This course includes four programming assignments and a final project. All assignments must be completed individually unless otherwise specified.

Assignment 1: Language ID

Released: Feb 4, 2025

Due: Feb 18, 2025 at 11:59 PM

Overview

In this assignment, you will build a language identification classifier that distinguishes between six languages:

Some languages can be distinguished easily, because they use different scripts. These six languages, however, use the same (Latin) script with minimal diacritics so it is difficult to hand-craft classifiers based on the presence or absence of particular characters. Indeed, unless you have linguistic training or familiarity with the languages, it is difficult to tell them apart.

How can they be distinguished? A naïve approach is to use word counts as unigram features. However, the number of possible words in a large corpus of five languages is vast. It is essential to look at something smaller — characters.

Even though the six languages use roughly the same characters, the relative frequencies of these characters vary greatly. Thus, using characters as features (unigram character models) is appealing (and fairly effective). It is also true that languages very in their phonotactics, the way in which consonants and vowels combine in sequence. Thus, looking at character ngrams (for small values of n) is also appealing (and effective). Note, however, that as the value of n increases, this approach runs into the same problem as the word unigram model (sparcity). In this scenario, the model is likely to overfit.

Various kinds of classifiers can be used for this application.
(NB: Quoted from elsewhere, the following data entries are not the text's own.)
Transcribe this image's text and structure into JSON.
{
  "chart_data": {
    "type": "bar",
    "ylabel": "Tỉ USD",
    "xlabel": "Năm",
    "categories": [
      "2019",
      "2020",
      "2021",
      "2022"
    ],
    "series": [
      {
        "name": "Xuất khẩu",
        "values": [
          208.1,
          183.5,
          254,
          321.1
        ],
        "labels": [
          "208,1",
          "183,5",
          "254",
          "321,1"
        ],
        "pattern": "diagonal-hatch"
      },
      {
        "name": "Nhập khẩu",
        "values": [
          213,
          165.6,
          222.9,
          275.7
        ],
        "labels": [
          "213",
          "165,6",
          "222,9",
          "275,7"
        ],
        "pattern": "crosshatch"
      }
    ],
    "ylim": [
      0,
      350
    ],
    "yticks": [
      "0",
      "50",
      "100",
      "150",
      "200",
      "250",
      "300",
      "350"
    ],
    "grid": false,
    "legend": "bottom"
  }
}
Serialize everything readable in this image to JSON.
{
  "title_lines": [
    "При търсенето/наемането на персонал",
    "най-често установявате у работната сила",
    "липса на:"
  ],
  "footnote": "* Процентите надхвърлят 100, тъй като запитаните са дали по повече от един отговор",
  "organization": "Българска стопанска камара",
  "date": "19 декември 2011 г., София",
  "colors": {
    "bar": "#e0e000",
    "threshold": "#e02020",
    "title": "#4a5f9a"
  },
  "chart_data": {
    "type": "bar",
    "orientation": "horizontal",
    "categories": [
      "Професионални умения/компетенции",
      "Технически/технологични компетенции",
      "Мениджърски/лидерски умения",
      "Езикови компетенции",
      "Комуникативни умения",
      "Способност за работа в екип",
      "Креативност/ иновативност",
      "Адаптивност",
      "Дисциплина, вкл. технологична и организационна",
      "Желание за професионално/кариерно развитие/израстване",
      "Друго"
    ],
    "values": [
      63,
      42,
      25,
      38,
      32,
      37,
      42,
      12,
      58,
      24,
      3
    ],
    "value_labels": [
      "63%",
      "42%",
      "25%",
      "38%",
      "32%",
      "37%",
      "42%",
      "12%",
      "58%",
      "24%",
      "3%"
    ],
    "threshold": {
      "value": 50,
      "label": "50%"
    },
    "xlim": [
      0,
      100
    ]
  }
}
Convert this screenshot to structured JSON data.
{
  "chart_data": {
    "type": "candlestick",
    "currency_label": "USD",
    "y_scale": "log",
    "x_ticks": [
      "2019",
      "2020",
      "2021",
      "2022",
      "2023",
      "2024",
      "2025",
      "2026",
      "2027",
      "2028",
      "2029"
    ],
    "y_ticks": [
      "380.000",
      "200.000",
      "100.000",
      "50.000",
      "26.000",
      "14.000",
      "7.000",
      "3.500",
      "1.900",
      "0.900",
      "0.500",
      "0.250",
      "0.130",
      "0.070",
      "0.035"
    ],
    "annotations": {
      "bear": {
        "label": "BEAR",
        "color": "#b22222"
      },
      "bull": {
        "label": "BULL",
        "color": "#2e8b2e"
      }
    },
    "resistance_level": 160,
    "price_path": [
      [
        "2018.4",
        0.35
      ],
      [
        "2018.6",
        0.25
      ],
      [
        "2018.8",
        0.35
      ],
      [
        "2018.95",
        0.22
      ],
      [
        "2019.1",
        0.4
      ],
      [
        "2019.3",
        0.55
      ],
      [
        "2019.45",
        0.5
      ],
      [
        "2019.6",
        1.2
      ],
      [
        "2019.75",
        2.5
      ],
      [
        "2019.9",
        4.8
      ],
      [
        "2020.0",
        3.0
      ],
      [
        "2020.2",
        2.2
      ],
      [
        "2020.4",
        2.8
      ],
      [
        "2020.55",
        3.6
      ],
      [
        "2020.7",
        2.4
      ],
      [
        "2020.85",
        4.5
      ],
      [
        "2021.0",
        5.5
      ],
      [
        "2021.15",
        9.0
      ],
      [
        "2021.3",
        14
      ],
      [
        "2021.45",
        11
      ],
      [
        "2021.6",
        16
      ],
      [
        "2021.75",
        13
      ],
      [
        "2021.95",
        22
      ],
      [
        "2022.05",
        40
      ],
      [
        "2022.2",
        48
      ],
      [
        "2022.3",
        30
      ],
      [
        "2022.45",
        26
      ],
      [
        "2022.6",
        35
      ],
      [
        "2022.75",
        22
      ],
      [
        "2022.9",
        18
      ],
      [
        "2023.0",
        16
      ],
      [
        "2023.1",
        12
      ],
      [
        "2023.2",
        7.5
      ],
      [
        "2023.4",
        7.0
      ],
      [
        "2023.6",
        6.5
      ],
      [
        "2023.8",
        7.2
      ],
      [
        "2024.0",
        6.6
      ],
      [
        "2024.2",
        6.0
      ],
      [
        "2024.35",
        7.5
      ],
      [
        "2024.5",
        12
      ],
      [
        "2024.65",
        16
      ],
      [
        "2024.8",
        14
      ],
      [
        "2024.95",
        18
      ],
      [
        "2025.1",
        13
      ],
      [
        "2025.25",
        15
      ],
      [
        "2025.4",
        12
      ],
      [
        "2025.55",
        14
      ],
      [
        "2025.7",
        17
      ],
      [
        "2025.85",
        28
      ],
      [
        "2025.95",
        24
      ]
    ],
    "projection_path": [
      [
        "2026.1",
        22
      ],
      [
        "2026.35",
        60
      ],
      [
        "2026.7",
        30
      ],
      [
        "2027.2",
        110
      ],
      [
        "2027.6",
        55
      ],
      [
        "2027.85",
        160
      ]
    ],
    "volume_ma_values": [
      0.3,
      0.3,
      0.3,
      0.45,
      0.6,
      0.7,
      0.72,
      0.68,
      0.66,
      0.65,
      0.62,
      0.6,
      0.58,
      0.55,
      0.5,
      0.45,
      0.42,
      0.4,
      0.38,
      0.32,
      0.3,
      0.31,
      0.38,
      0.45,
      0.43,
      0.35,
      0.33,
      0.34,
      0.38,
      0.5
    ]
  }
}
NB classifiers, for example, are quite effective. However, inference is slow and performance, given the same training set, is likely to be worse than other options. Simple logistic regression cannot be used because this is an n-way (multinomial) classification problem. Multinomial Logistic Regression (Softmax Regression) is a good fit.

Summary

You will perform the following tasks:

  1. Implement a training loop for Multinomial Logistic Regression.
  2. Implement inference for Multinomal Logistic Regression
  3. Determine the optimal order of n for ngrams for MNLR trained on the training set.
  4. Calculate and display a confusion matrix for a trigram model evaluated on the test set.
  5. Inspect the feature weights, and display the most predictive features for each language.

Assignment 2: Language Modelling

Released: February 18, 2025

Due: March 13, 2025 at 11:59 PM

Overview

In this homework, you will be building your first language models. You will be expected to build an n-gram language model and a recurrent neural network (RNN) language model. You will also implement Laplace Smoothing for the n-gram model (a lazy version) to account for unknown words.

This assignment will be submitted via Gradescope in two parts. Upload both deliverables to Gradescope:

  1. Programming: Paste the functions and classes from the notebook into two files called ngram_lm.py and rnn_lm.py, which are included in the handout. Upload these files without zipping them.
  2. Written: Submit answers to the questions as a PDF file.

Assignment 3: Clickbait Detection

Released: March 13, 2025

Due: March 25, 2025 at 11:59 PM

Overview

In this assignment, you will implement text classification systems to detect clickbait headlines. You will work with word embeddings and analyze their effectiveness for this task.

Learning Objectives

  • Implement neural text classifiers for binary classification
  • Work with pre-trained word embeddings
  • Analyze model performance and feature importance
  • Compare different classification approaches

Tasks

  1. Implement a neural classifier for clickbait detection
  2. Use pre-trained word embeddings
  3. Analyze model performance on different types of headlines
  4. Evaluate and compare classification approaches

Assignment 4: Named Entity Recognition

Released: March 25, 2025

Due: April 15, 2025 at 11:59 PM

Overview

In this assignment, you will implement a named entity recognition system using sequence modeling techniques. You will explore different architectures and evaluate their performance.

Learning Objectives

  • Implement sequence labeling architectures
  • Work with contextualized word representations
  • Train and evaluate NER systems
  • Analyze model behavior and output quality

Tasks

  1. Implement a sequence labeling model
  2. Incorporate contextual information
  3. Train models on annotated data
  4. Evaluate NER performance using precision, recall, and F1 score

Final Exam

Date: TBD

Overview

The final exam will cover all topics discussed throughout the course. It will include a mix of conceptual questions and problem-solving tasks.

Format

The exam will consist of 4-5 questions with multiple parts. The questions will be designed to test conceptual understanding rather than recall of facts. The exam is open book and open notes but non-collaborative.

Preparation

To prepare for the exam, review lecture materials, complete all assignments, and participate in the review session. Practice applying the concepts to novel problems rather than memorizing solutions to specific examples.